March was cold in Pittsburgh. Britain had its coldest March since 1962. In Germany, this was the coldest March in 130 years.
"Over the past 15 years air temperatures at the Earth's surface have been flat while greenhouse-gas emissions have continued to soar," The Economist magazine noted March 30.
This puzzles the editors, because according to the theory of anthropogenic (man-made) global warming -- which The Economist has assiduously promoted for lo these many decades -- this can't be happening, because it's emissions from our automobiles and factories that have caused the planet to warm.
The long "pause" in warming doesn't mean the problem is going away, the editors said. But it does indicate computer models have exaggerated the amount of warming, they acknowledged.
In fact, "global warming" has existed essentially only in computer models. According to satellite measurements, temperatures in the lower atmosphere in March were just 0.5 degrees Celsius (0.9 degrees Fahrenheit) warmer than they had been in 1979, when James Hansen of the Goddard Institute of Space Studies first raised alarm.
March temperatures were just 0.18 degrees Celsius (.32 degrees Fahrenheit) higher than the average for the last 33 years, about 0.4 degrees Celsius (0.7 degrees Fahrenheit) cooler than when warming peaked in 1997 -- well within the range of natural fluctuations. The difference in average temperature between Pittsburgh and Philadelphia in March is much greater than that (3 degrees Fahrenheit).
Six assumptions in climate models he examined are at odds with meteorological science, said New Zealand chemist Vincent Gray, an "expert reviewer" for the U.N.'s Intergovernmental Panel on Climate Change since the first IPCC report in 1990. Among the goofs he spotted were a gross overestimation of the concentration of CO2 in the atmosphere; an assumption the sun shines in the same place 24 hours a day; and a failure to account for most mechanisms of heat transfer.
The computer models "are full of fudge factors," especially with regard to the role of clouds, said Princeton physicist Freeman Dyson.
These were honest mistakes made in good faith, Mr. Gray assumes. This isn't necessarily so. Shaun Marcott, an Earth scientist at Oregon State University, and colleagues published last month a study which, according to The New York Times, found that "global temperatures are warmer than at any time in at last 4,000 years."

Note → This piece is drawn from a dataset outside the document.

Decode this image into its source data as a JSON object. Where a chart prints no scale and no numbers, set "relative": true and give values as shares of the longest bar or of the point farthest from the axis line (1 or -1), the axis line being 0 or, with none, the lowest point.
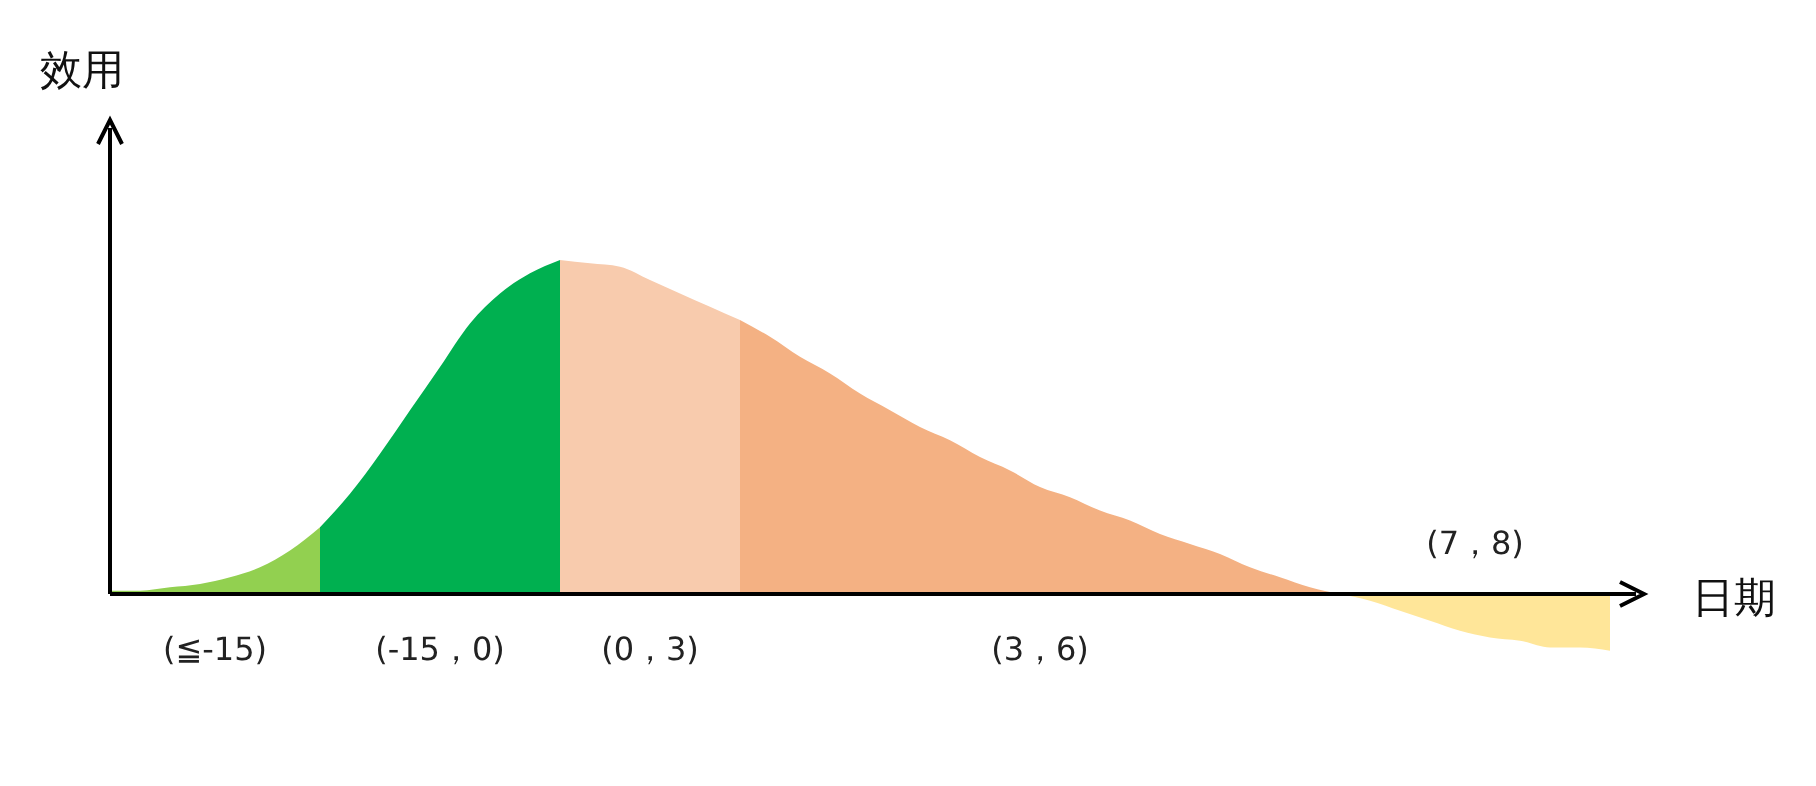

Reporter Justin Gillis doubtless drew that conclusion from a graph that showed temperatures declining gradually over 5,000 years, followed by a sharp uptick in the 20th century. There'd been more warming in the last 100 years than in the previous 11,500, the graph indicated.
But the data Mr. Marcott et. al. collected showed no such thing. They'd created the "hockey stick" in the graph by arbitrarily changing the dates on some of the core samples they used as temperature proxies.
"The 20th century portion of our paleotemperature stack is not statistically robust, cannot be considered representative of global temperature changes," Mr. Marcott admitted in an email March 31.
If this wasn't scientific misconduct, "it is far too close to that line for comfort," said Colorado State University climate scientist Roger Pielke Jr.
Between 1993 and 2012, the U.S. government spent between $140 billion and $150 billion on "climate change" studies, according to the Government Accountability Office and the Congressional Research Service.
This loot didn't go to skeptics. Mr. Marcott et. al. weren't the first to massage data to keep the grant money coming. But what's been spent on studies of dubious merit is a pittance compared to subsidies, tax credits and mandates for "alternative" energy -- $90 billion in President Barack Obama's 2009 stimulus bill alone.
Despite the subsidies, dozens of the firms that received them are in financial trouble. That's because they produce little energy at high cost -- for reasons anyone who got a passing grade in high school physics ought to be able to figure out.
The justification for these wildly uneconomic subsidies has been that burning fossil fuels dangerously warms the planet. But the planet hasn't warmed since 1997. Since 2009, it's been cooling. A "Little Ice Age," like that between 1300 and 1850, begins next year, predicts professor Habibullo Abdusamatov of the Russian Academy of Sciences.
Global warming is a hoax, said 37 percent of respondents in a poll last week. If Mr. Abdusamatov is correct, that number surely will rise.